Alors que faire, en tant que leader, de cette peur plus grande, qui touche à la place de l’individu dans l’organisation et à son identité professionnelle, à la perte de repères et parfois même à la peur de perdre son emploi ? La sienne et celle des membres de son équipe ? Comment trouver l’équilibre entre ce qu’on a besoin de faire différemment pour s’adapter, et ce qu’on a besoin de conserver, comme points de repères ?

Il faut déjà créer, dans la culture managériale et RH, les conditions de l’expression de la peur, l’accueillir, chercher à comprendre ce qu’elle dit, et repérer les croyances limitantes. Des questions ouvertes et une posture d’écoute sincère sont souvent suffisantes. Depuis une dizaine d’années, on parle d’intelligence émotionnelle mais la peur en est le parent pauvre dans les organisations. 

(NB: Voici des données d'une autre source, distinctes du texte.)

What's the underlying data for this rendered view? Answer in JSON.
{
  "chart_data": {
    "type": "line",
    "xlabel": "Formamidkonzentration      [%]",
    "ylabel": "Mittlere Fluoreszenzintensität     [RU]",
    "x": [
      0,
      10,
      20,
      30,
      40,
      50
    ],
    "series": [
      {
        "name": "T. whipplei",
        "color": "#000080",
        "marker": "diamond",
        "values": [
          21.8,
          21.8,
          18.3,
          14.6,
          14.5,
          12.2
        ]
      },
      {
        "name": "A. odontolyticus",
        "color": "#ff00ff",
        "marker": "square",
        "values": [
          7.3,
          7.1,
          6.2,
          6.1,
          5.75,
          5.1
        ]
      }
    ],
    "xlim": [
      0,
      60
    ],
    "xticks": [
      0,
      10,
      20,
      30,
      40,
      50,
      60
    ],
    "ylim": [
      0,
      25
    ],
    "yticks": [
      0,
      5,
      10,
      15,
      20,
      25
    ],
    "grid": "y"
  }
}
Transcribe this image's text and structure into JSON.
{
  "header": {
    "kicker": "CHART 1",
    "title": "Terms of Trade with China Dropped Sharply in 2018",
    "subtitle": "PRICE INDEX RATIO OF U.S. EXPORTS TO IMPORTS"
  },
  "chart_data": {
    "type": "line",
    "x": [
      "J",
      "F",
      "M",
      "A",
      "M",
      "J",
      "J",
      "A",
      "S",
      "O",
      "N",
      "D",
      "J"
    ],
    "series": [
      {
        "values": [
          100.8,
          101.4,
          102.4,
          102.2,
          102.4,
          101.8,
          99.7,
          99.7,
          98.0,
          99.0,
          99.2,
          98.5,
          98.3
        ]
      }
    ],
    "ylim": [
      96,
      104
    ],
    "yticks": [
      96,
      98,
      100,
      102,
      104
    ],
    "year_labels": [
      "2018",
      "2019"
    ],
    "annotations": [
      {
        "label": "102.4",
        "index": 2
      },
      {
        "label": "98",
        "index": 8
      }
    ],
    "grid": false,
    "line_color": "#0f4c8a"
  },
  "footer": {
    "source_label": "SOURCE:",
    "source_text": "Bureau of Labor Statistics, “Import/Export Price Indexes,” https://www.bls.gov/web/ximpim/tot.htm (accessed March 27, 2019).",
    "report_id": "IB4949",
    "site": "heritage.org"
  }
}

Ensuite, pour mettre la peur en mouvement, il doit y avoir une bonne raison de s’approcher de la crête quand on a le vertige ! C’est là où le projet commun, le tiers symbolique a toute son importance. Je dépasse ma peur au nom de quelque chose que j’ai envie de découvrir, ce qui m’appelle, moi et mon équipe. Le leader en période de trouble donne le sens qui permet d’accepter de perdre un peu l’équilibre. 

Le projet commun n’est pas suffisant – justement parce que dans tout voyage, il faut savoir ménager sa monture. Il faut connaître ses ressources, s’y reconnecter pour aller vers l’incertain, solide, ancré. Aidons les membres de notre équipe à faire l’inventaire de leurs talents, leurs appétences, leurs expériences, leurs compétences visibles et invisibles. Allons chercher la complémentaire avec l’autre, pour que le talent individuel vienne enrichir le talent collectif. C’est seulement alors que la peur peut se transformer en énergie motrice.